At 66, I am willing to accept that change happens and, therefore, literary journals will come and go. However, the sun will rise tomorrow and somewhere in this house, a pile of precious printed pages will have grown a little taller; and then there’s also the digital deluge of bookmarks, PDFs, saved webpages and the possibility of ever more downloads from the library and the WWW.

myOpinionFWIW: You can thank the “everyone’s opinion matters” ethos of 21st-century America for the homogenized pablum that passes for creative thought. You have to dig deep and be persistent to find anything worth reading, seeing or hearing. The cream used to rise to the top. Now, it just gets stirred into the pail and then watered down to quench the masses.

Zelle17: You only need to look at a few cultural clues as to where we’re headed.

What will our epistolary record of emails, tweets and Instagram posts tell future scholars and historians (the ones who will be able to read and write in complete sentences and paragraphs, that is)?

I know major magazine “editors” whose entire job is to reconstitute online reviews into product listicles for advertisers and whose job performance metric is in how many products they can sell through affiliate links. They’re not even in the advertising department. Editorial. Their spelling and grammar? Not great. Their ability to formulate a thesis and defend it? Let’s not even go there. Needless to say, these are not the editors of yore. Get off my lawn …

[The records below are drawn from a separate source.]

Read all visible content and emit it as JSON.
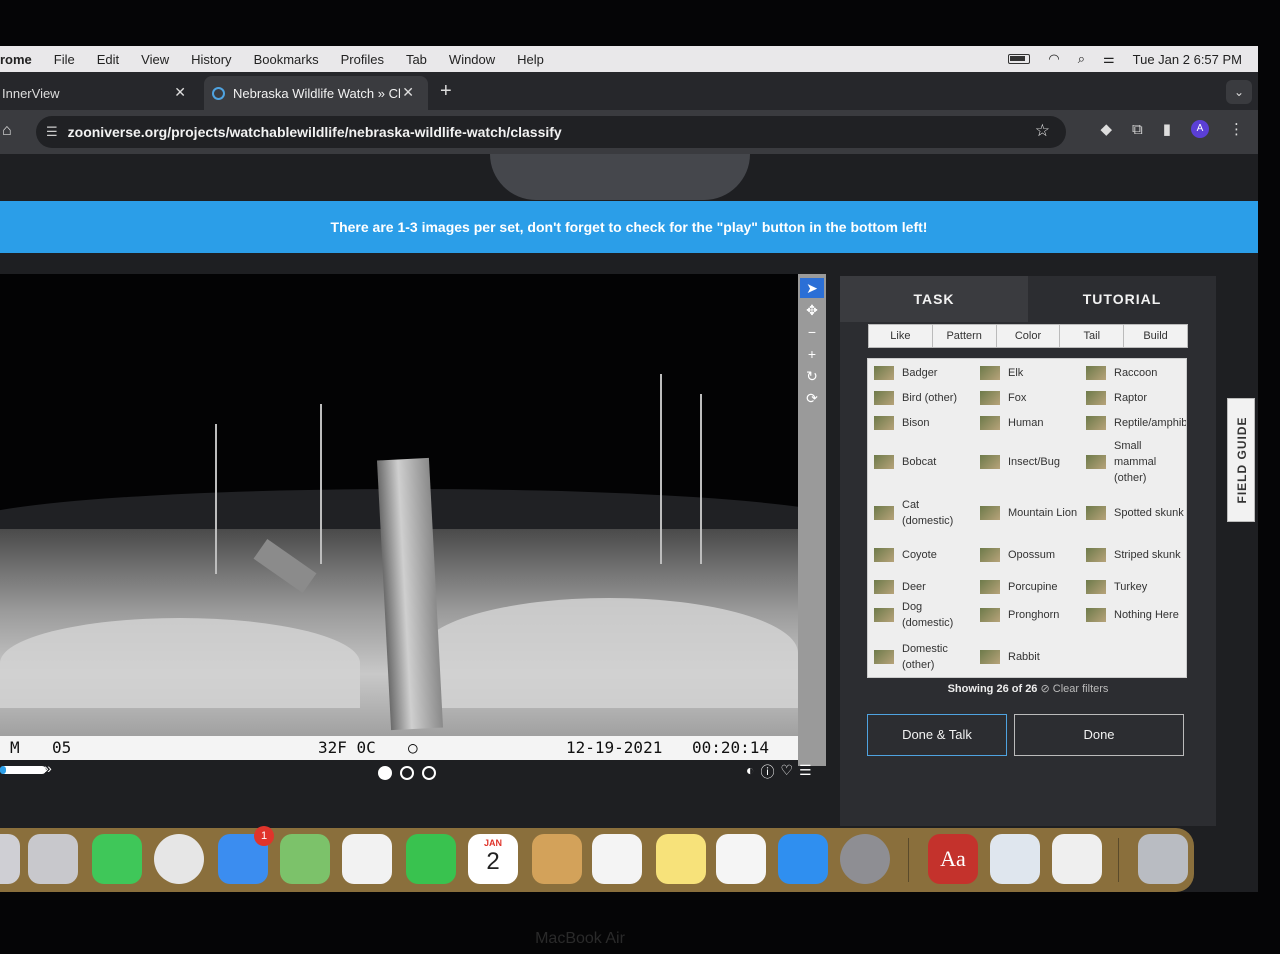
{
  "menubar": {
    "app": "rome",
    "items": [
      "File",
      "Edit",
      "View",
      "History",
      "Bookmarks",
      "Profiles",
      "Tab",
      "Window",
      "Help"
    ],
    "clock": "Tue Jan 2  6:57 PM"
  },
  "tabs": [
    {
      "title": "InnerView"
    },
    {
      "title": "Nebraska Wildlife Watch » Cl"
    }
  ],
  "address": {
    "url": "zooniverse.org/projects/watchablewildlife/nebraska-wildlife-watch/classify"
  },
  "banner": {
    "text": "There are 1-3 images per set, don't forget to check for the \"play\" button in the bottom left!"
  },
  "camera": {
    "mode": "M",
    "number": "05",
    "temp": "32F  0C",
    "date": "12-19-2021",
    "time": "00:20:14"
  },
  "task_panel": {
    "tabs": [
      "TASK",
      "TUTORIAL"
    ],
    "filters": [
      "Like",
      "Pattern",
      "Color",
      "Tail",
      "Build"
    ],
    "species": [
      [
        "Badger",
        "Elk",
        "Raccoon"
      ],
      [
        "Bird (other)",
        "Fox",
        "Raptor"
      ],
      [
        "Bison",
        "Human",
        "Reptile/amphibian"
      ],
      [
        "Bobcat",
        "Insect/Bug",
        "Small mammal (other)"
      ],
      [
        "Cat (domestic)",
        "Mountain Lion",
        "Spotted skunk"
      ],
      [
        "Coyote",
        "Opossum",
        "Striped skunk"
      ],
      [
        "Deer",
        "Porcupine",
        "Turkey"
      ],
      [
        "Dog (domestic)",
        "Pronghorn",
        "Nothing Here"
      ],
      [
        "Domestic (other)",
        "Rabbit",
        ""
      ]
    ],
    "showing": "Showing 26 of 26",
    "clear": "Clear filters",
    "done_talk": "Done & Talk",
    "done": "Done"
  },
  "field_guide": "FIELD GUIDE",
  "dock": {
    "calendar_month": "JAN",
    "calendar_day": "2",
    "mail_badge": "1",
    "dictionary": "Aa"
  },
  "laptop": "MacBook Air"
}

And I will be the first to admit that, as someone who used to love to read and write, I’m lucky nowadays if I can make it to end of an article, much less a book. I’m the reason Barnes & Noble is trading at $1.50.

This is our collective cultural brain on rampant late-stage capitalism.

Jamie VA: Literary criticism didn’t die because of clickbait. It died because of its fascination with itself rather than relevance to broader discussions and its fixation on being morally and intellectually superior to things like reading lists.

Mediumisntthemessage: There are more literary journals now than ever before. They are mostly run by writing programs at colleges and universities, and to get published in them you usually have to run in that world, but others break through sometimes. But a mag just devoted to critics? That must have been a must-read.

Nipitato: If there is a better description for our current curdled culture than an “atomized editorless landscape,” I’ve yet to see it.